I have an article here about the components necessary to get started. Think of websites as being composed of a the rights to the domain, the actual code and a physical place to host the code.

Confused? Downs Consulting can get you started and/or build the website for you.

SSL Certificate – New or Renewal

Periodically we have to update or add a SSL certificate for customers. Depending upon your hosting plan you may be responsible for the installation and/or key generation.

We will concentrate on single domain certificates in this post but there are wildcard certificates available for companies that use lots of sub-domains.

It’s easier if your email is on the Admin Email contact  of the domain. My recommendation is to get this done 1st or you will be waiting on emails to someone else at various stages of the process. Here’s GoDaddy’s guide for updating domain contact information.

Buying SSL Certificate or Renewal

If you need a new SSL you can find them on the Internet for as little as $5/year.  Be sure to check with your host to ensure the cheap SSLs can be installed on your host.

If your SSL is up for renewal you need to renew the SSL or go through the entire procedure for new SSL. It’s easier to renew.

Certificate Signing Request (CSR)

Once you have purchased a SSL or renewal you will need to generate a Certificate Signing Request (CSR) from your server or utilize an existing one if the server has not changed. Here’s a link to GoDaddy’s CSR generation & SSL Installation page. This request has to be approved by the domain Admin Email contact so this goes much faster if that’s you.

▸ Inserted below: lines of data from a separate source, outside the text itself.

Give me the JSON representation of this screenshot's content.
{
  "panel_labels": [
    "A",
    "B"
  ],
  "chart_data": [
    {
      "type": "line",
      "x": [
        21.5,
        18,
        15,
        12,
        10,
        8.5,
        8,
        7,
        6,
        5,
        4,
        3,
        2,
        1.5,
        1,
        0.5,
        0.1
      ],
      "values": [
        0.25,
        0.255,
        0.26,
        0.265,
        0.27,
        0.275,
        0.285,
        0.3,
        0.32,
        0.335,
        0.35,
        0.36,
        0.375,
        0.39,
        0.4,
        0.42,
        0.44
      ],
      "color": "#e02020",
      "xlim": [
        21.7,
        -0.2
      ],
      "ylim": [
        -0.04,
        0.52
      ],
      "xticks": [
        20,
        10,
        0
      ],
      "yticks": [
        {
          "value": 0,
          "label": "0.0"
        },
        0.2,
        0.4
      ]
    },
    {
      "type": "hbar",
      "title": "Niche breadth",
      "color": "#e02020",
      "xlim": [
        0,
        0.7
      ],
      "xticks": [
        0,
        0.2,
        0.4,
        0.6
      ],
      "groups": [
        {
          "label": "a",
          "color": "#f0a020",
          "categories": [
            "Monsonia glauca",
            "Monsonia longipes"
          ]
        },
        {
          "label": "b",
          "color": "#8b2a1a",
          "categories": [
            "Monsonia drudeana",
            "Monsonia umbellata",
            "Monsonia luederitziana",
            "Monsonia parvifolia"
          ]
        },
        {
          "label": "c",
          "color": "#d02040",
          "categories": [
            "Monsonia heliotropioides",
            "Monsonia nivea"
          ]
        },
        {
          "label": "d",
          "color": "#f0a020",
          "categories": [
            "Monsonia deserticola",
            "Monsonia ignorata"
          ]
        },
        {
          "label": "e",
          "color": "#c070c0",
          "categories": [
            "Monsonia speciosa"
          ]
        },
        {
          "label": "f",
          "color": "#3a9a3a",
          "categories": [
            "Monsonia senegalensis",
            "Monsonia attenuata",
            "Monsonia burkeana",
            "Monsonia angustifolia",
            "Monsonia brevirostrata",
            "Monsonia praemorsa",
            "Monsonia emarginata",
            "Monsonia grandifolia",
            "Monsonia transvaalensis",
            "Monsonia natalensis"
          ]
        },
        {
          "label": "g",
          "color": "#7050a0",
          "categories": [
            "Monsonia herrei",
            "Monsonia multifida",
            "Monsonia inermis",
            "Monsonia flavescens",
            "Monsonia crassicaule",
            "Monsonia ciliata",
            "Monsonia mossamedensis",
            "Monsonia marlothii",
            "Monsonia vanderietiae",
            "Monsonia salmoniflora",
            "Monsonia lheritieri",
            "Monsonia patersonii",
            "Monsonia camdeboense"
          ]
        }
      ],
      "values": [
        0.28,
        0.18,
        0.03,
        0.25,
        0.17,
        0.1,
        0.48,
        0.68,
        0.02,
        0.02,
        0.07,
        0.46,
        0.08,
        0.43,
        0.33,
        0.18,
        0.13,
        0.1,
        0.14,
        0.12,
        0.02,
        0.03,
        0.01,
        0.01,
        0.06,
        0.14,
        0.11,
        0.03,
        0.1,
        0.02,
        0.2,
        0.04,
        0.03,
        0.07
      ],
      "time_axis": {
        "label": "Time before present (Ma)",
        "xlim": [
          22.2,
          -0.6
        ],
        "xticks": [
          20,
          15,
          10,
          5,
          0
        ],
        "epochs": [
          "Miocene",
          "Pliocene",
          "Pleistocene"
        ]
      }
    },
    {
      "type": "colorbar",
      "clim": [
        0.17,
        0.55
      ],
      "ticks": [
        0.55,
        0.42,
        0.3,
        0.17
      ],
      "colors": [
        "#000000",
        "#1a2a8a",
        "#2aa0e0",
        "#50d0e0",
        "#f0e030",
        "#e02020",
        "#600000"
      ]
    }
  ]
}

Download & Install the SSL Certificate

Once your CSR is approved you will be able to download the SSL certificate. If you have access to the server you may install yourself. Otherwise you will need to send the certificate to the host & let them install.

Here’s GoDaddy’s SSL installation procedure for Plesk as an example. Your installation procedure will depend on the server and your access. Likewise the hosting plan (managed or unmanaged) will determine the amount of assistance you will receive.

Managed Hosting

In managed hosting you get a lot of help in these matters. They may do the installation for you or  guide you through the process.

Unmanaged Hosting

Unmanaged hosting is the cheapest but it typically means you are on your own when installing certificates or troubleshooting. If you have a virtual private server (VPS) or physical server then you have the ability to install certificates via a control panel or SSH. For this sort of hosting you can purchase certificates wherever you like and install yourself. Most of these hosts offer little support but you may find videos that apply to your specific needs.  There will be instructions that come with the certificate but you will need to know what sort of control panel you use and/or your web server software.

If you don’t have access to the server certificates then it’s up to your host to install them and they may require you to buy directly from them.  This may seem expensive but you won’t have to do much of the work.

Control Panels

Two common control panels are cPanel & Parallels Plesk Panel.

Web Servers

Most web servers run use a version  of Linux and use apache as the web server. These servers support PHP, Perl, Python,  CGI scripting and  MySQL database.  Typically these hosts use a cPanel control panel.

Windows Servers  use  Windows Server Operating systems and IIS. Windows Web Servers support  ASP &  ASP.NET. typically the servers run Plesk control panels.